5 Ce qu’était devenue la chèvre

Mais où donc était passée la chèvre qui avait causé tout ce remue-ménage ?

Je vais vous le dire.

Elle se trouva si honteuse d’avoir la barbe rasée et les oreilles coupées, qu’elle alla se cacher au fond d’un grand trou.

Ce trou servait à la fois de terrier à un renard, de repaire à un ours et de nid à une abeille.

Renard, ours et abeille étaient sortis de chez eux lorsque la chèvre y entra.

Ce fut le renard qui revint le premier au logis.

Mais, comme le renard est un animal de précaution, il commença par regarder dans son trou avant que d’y rentrer, et, au plus profond du trou, il vit une espèce de tête de serpent avec de grands yeux brillant comme des escarboucles.

Le renard fut si effrayé qu’il se sauva.

L’ours rencontra le renard ; celui-ci avait l’air si effaré, que l’ours l’arrêta en lui disant :

– Qu’as-tu donc, ami renard, et que t’est-il arrivé ? Pouah ! la pauvre mine que tu fais !

– Oh ! répondit la bête rousse, imaginez-vous, seigneur ours, qu’il y a dans notre maison un animal effrayant qui m’a regardé avec des yeux de flamme.

– Oh ! oh ! dit l’ours, il faut éclaircir cela tout de suite ; viens avec moi.

Le renard, toujours prudent, se mit à la suite de l’ours et retourna vers sa tanière.

Arrivé à l’entrée, l’ours passa sa tête par l’ouverture et regarda à l’intérieur.

Mais, quand il vit les yeux enflammés de la chèvre, la peur le prit également, et, ne voulant rien avoir à démêler avec un animal si terrible, il secoua la tête et s’en retourna.

Chemin faisant, ils rencontrèrent l’abeille, qui revenait à sa ruche.

L’intelligent insecte remarqua que ni l’ours ni le renard n’avaient l’air bien à l’aise dans leur peau.

– Eh ! l’ours, demanda-t-elle, tu fais terriblement mauvais visage.
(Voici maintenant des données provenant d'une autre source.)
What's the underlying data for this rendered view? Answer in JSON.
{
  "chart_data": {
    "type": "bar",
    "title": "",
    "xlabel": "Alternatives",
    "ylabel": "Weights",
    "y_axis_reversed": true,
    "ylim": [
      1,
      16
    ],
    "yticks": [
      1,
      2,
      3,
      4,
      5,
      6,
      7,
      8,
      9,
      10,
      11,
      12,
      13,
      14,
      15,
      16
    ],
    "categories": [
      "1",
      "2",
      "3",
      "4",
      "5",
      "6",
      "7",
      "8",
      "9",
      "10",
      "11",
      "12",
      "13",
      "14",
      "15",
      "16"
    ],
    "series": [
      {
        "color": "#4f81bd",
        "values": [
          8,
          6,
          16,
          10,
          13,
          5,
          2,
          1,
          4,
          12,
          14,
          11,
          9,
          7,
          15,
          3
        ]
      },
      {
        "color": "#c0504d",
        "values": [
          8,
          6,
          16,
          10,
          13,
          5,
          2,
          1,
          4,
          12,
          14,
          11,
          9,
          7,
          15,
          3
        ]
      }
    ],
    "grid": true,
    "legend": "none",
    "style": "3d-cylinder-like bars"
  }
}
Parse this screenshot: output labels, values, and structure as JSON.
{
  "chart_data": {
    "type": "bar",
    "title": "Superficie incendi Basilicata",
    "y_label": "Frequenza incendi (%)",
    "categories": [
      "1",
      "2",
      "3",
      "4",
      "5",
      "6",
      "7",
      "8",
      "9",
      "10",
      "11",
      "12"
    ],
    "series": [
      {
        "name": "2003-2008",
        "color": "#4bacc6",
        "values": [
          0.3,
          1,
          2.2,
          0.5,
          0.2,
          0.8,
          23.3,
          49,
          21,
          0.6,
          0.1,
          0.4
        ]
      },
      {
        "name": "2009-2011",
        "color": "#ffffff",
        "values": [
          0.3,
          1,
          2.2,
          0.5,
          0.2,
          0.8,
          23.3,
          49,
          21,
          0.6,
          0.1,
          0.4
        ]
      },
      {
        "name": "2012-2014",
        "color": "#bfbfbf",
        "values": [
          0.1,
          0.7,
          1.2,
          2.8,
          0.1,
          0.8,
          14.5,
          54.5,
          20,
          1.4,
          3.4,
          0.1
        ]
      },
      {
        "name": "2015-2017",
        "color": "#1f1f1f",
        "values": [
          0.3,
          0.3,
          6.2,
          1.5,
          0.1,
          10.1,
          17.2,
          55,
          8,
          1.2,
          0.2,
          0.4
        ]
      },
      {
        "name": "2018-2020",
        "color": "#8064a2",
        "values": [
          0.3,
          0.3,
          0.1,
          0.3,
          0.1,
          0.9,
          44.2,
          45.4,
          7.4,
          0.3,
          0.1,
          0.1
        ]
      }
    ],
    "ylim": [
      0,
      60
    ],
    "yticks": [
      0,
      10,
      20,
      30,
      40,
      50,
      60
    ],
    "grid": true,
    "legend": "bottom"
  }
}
Où donc est passée ta gaieté ?

– Tu en parles bien à ton aise, répondit l’ours, tandis que le renard appuyait par ses gestes les paroles de son seigneur, il y a dans notre tanière un animal qui n’appartient à aucune race connue et qui nous a regardés avec des yeux flamboyants, et nous n’avons jamais pu le faire déguerpir.

– En vérité, répondit l’abeille, tu me fais de la peine, mon cher ours ; je ne suis qu’une pauvre et frêle créature qu’on ne regarde pas même quand je passe, car à peine m’a-t-on aperçue que l’on me perd de vue. Mais, sans être trop présomptueuse, je crois pouvoir vous offrir mes services dans cette circonstance.

Et elle s’envola du côté de la tanière commune, ayant soin de mesurer son vol de façon que l’ours et le renard pussent la suivre.

En arrivant à l’ouverture, elle y pénétra hardiment, tandis que les deux quadrupèdes, plus circonspects, restaient dehors.

Puis, sans faire attention à ces yeux flamboyants qui avaient si fort épouvanté l’ours et le renard, elle alla se poser sur le nez fraîchement rasé de la chèvre et la piqua si impitoyablement, que celle-ci s’élança hors du trou et se précipita à travers plaines et montagnes comme une insensée.

Personne ne la revit jamais et nul ne sut ce qu’elle était devenue.

Le renard, l’ours et l’abeille rentrèrent dans leur tanière et y vécurent en bonne intelligence comme auparavant.

Seulement, l’ours et le renard eurent pour l’insecte un respect qu’ils n’avaient pas songé à lui porter jusque-là.

C’est le respect que les animaux et même les hommes, les plus curieux de tous les animaux, sont obligés de porter à une intelligence supérieure.

 

D’après Grimm : La Petite Table, l’âne et le bâton.